Но в логике Шаламова все-таки есть свое рациональное зерно. И не только потому, что аналогичные мысли — о влиянии русской литературы на русскую революцию — высказывали до него многие крупные русские философы и писатели (Н. Бердяев, С. Булгаков, И. Ильин, В. Розанов, В. Ходасевич и др.), а о причастности западного модернизма (во всех его ветвях, начиная с философской, связанной прежде всего с Ф. Ницше) к возникновению фашизма тоже было написано много работ, с которыми Шаламов хотя бы отчасти не мог быть незнаком. Важнее другое — Шаламов не только ясно обозначил отрицательные стороны извечного «литературоцентризма» русской культуры, но и необычайно чутко угадал особую роль русской литературы названного им периода (второй половины XIX века) — благородной и прекраснодушной в своих намерениях — в формировании и последующем разжигании социальных иллюзий в обществе, в создании целого ряда мифов, вошедших в сознание и даже в подсознание целых поколений. Главным из этих роковых мифов, приведших, на его взгляд, к самым катастрофическим последствиям, он считал «народнический» миф. Действительно, ни в одной из литератур мира высокая гуманистическая идея сочувствия низшим, беднейшим слоям общества, занимающимся тяжелым физическим трудом (народу), не доводилась до такой степени экзальтации и абсурда, и нигде эта категория населения, живущая «простой жизнью» (крестьянство, а затем пролетариат), не награждалась высшими человеческими добродетелями и не превращалась в фетиш, как в России. К истокам этого мифа в литературе Шаламов считает причастными прежде всего Н.А. Некрасова, Л.Н. Толстого и своего любимого Ф.М. Достоевского с его идеей о «русском народе-богоносце» («…в наши дни Достоевский не повторил бы фразу о народе-богоносце», — пишет он в том же тексте).
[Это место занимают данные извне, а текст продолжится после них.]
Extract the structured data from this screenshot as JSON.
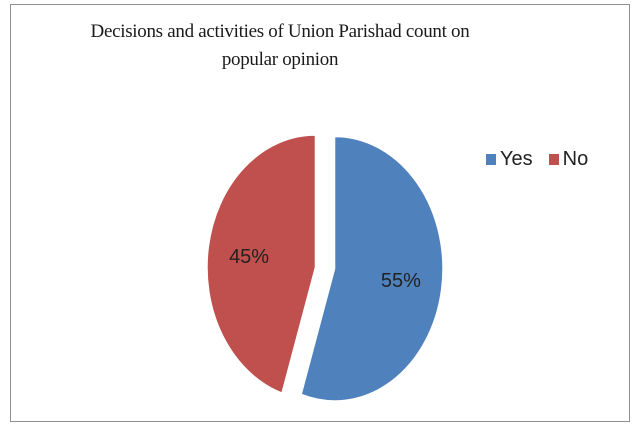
{
  "chart_data": {
    "type": "pie",
    "title": "Decisions and activities of Union Parishad count on popular opinion",
    "categories": [
      "Yes",
      "No"
    ],
    "values": [
      55,
      45
    ],
    "data_labels": [
      "55%",
      "45%"
    ],
    "colors": [
      "#4f81bd",
      "#c0504d"
    ],
    "legend_position": "right",
    "exploded": true
  }
}
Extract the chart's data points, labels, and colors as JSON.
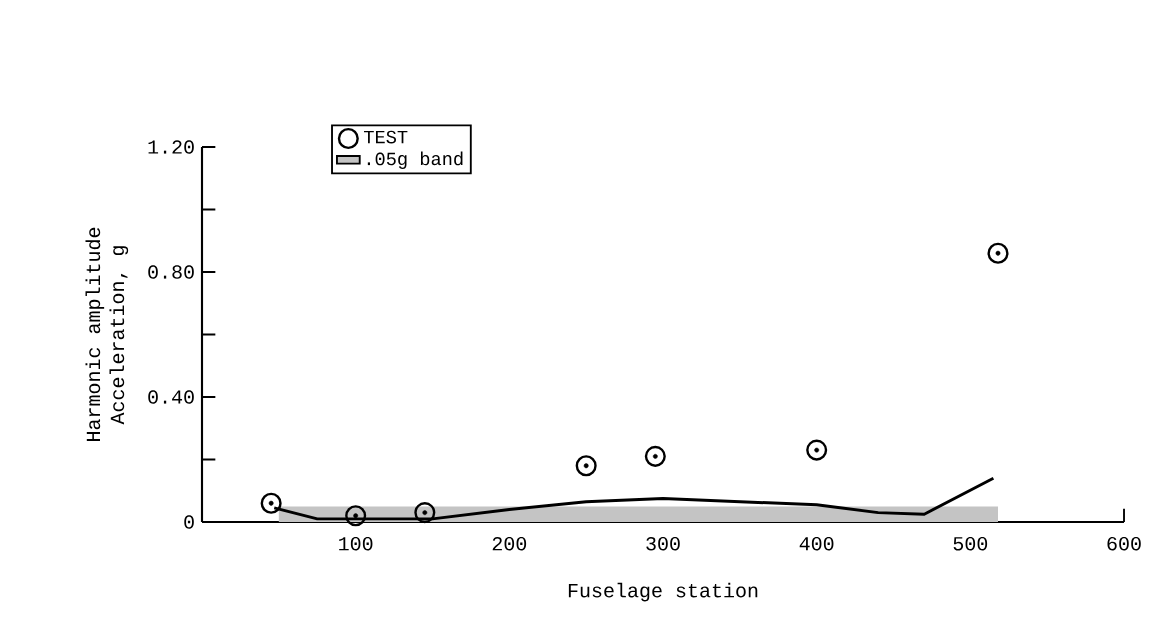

То, что власть, особенно в сталинский период, опираясь на этот миф («Простой народ лучше всяких бар и интеллигентов»), цинично спекулировала им, приспособив к теории «классовой борьбы» и натравливая народ на интеллигенцию, Шаламов хорошо понимает. Именно это больше всего его и возмущает! В сущности, все его эскапады против «гуманистической» (читай: «народнической») литературы имеют одну цель — защиту интеллигенции, которая, на его взгляд, больше всего пострадала во время социальных катаклизмов XX века и репрессий, особенно в 1930-е годы. Эта мысль четче всего выражена в прямой авторской фразе из «Четвертой Вологды»: «Пусть аферисты и дельцы не поют, что интеллигенция перед кем-то виновата… Дело обстоит как раз наоборот. Народ, если такое понятие существует, в неоплатном долгу перед своей интеллигенцией». В художественном плане, в преломлении через колымский опыт, эта мысль отчетливее всего проведена в одном из последних рассказов «Леша Чеканов, или Однодельцы на Колыме». «Это вы, суки, нас погубили! — кричит здесь герой, бывший «хлебороб», ставший в лагере десятником. — Все восемь лет я тут страдал из-за этих гадов-грамотеев!» Невозможно здесь предполагать какие-либо сознательные литературные реминисценции Шаламова, однако эта фраза перекликается с фразой одного из героев «Записок из Мертвого дома» Достоевского: «Вы нас заклевали, железные носы!» Кто же виноват, что этой слепой народной злобы к «благородным» за столетие не убавилось, а, наоборот, прибавилось? Для Шаламова этот вопрос остался открытым, но к современной ему московской интеллигенции — либеральной, фрондирующей и при этом не упускающей практических выгод — он относился, как мы знаем, весьма критично.